BEIJING, Feb. 5 (UPI) -- The president of the Philippines exposed his ignorance of history and reality when he compared China to Nazi Germany, China's official Xinhua News Agency said.
Xinhua's strongly worded commentary was in response to recent comments of Philippine President Benigno S. Aquino III to the New York Times about his country's concerns about China's growing assertive maritime claims such as to the South China Sea.
Aquino, speaking to the Times, sought greater support from other nations for the Philippines' effort to resist China's claims and recalled the West's appeasement of Adolf Hitler's Nazi Germany by not supporting Czechoslovakia.
Calling Aquino's approach to the maritime disputes with China "inflammatory," Xinhua said the Philippine leader "has never been a great candidate for a wise statesman" in the region.
The article went on to say Aquino had "senselessly compared his northern neighbor to the Nazi Germany, exposed his true color as an amateurish politician who was ignorant both of history and reality."

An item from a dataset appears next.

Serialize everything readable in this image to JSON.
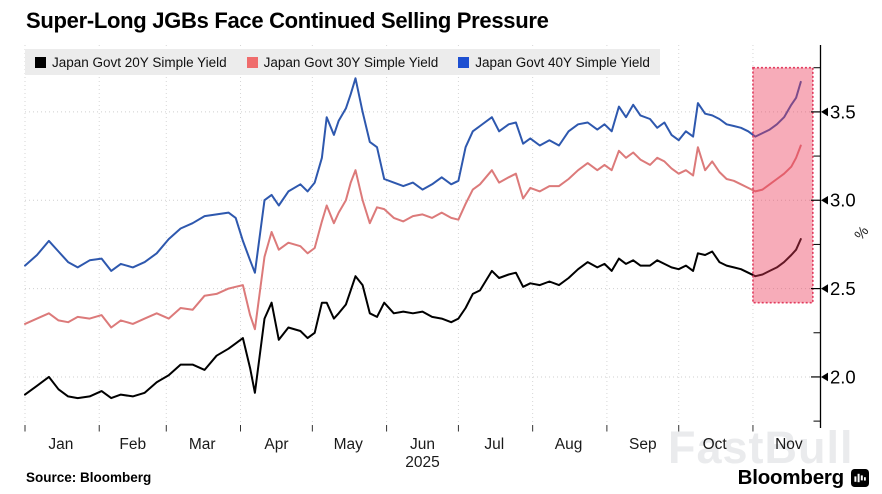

The Times had quoted Aquino as saying: "If we say yes to something we believe is wrong now, what guarantee is there that the wrong will not be further exacerbated down the line?

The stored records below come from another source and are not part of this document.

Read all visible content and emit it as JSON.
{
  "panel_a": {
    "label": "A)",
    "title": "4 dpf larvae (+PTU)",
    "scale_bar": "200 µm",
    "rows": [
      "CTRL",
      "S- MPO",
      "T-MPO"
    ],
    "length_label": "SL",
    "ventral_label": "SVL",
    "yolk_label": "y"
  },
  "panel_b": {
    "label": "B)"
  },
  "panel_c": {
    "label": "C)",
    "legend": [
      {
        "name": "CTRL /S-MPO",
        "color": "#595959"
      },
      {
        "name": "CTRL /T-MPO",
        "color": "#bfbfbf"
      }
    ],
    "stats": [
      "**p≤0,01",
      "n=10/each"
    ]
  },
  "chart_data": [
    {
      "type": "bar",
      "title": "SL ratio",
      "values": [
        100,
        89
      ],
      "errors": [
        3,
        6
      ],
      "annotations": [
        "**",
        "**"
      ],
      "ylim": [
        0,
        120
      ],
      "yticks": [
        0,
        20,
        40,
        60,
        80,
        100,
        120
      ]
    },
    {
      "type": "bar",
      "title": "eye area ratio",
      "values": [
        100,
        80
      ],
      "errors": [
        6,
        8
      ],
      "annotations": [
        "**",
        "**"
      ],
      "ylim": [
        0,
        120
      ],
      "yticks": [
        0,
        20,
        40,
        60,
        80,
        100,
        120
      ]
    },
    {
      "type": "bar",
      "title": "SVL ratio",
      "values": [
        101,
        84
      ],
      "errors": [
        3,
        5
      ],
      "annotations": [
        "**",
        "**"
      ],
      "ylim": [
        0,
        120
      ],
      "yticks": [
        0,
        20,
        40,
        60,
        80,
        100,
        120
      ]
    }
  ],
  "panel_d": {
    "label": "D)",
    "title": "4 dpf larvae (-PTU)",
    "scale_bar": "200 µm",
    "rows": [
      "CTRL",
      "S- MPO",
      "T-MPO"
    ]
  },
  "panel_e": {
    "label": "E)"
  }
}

"At what point do you say, 'Enough is enough'? Well, the world has to say it -- remember that the Sudetenland was given in an attempt to appease Hitler to prevent World War II."
In the 1938 Czech crisis, Czechoslovakia lost the Sudetenland to Hitler's Germany.

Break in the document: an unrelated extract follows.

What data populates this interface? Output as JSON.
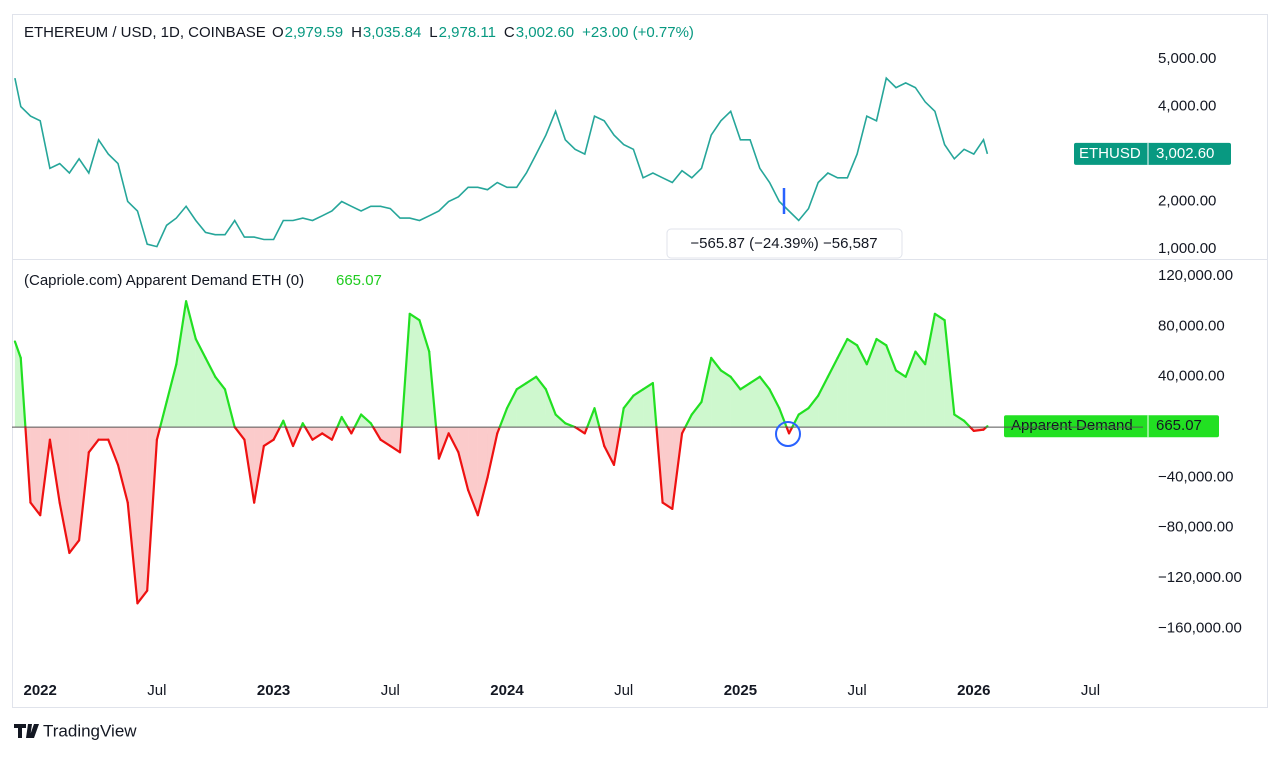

Xinhua said Aquino had joined the ranks of "disgraced Japanese Prime Minister Shinzo Abe," who was quoted as comparing Japan-China relations to those between the United Kingdom and Germany in the run-up to World War I. Abe's comments reportedly were made last month at the annual World Economic Forum in Switzerland.
China's claims to the South China Sea include the Spratly Islands and the Scarborough Shoal off the Philippines.
Justifying its maritime claims, Xinhua said China's "sovereignty in the South China Sea has a sound historical foundation" and that China, "instead of bullying its smaller neighbors as Manila has claimed," seeks to resolve the issue through dialogue and consultation on an equal basis.
"The Philippine leader conveniently chose to ignore the very fact that it is his government that has adopted a confrontational approach by trying to snatching islands and waters" that have been part of Chinese territories "since ancient times."
Xinhua, noting relations between China and the Philippines have improved, reminded about China's help to the Philippines after the devastation by Typhoon Haiyan last year.
"Aquino's latest attack against China may very much have squandered this unique opportunity to further improve relations with China," Xinhua said.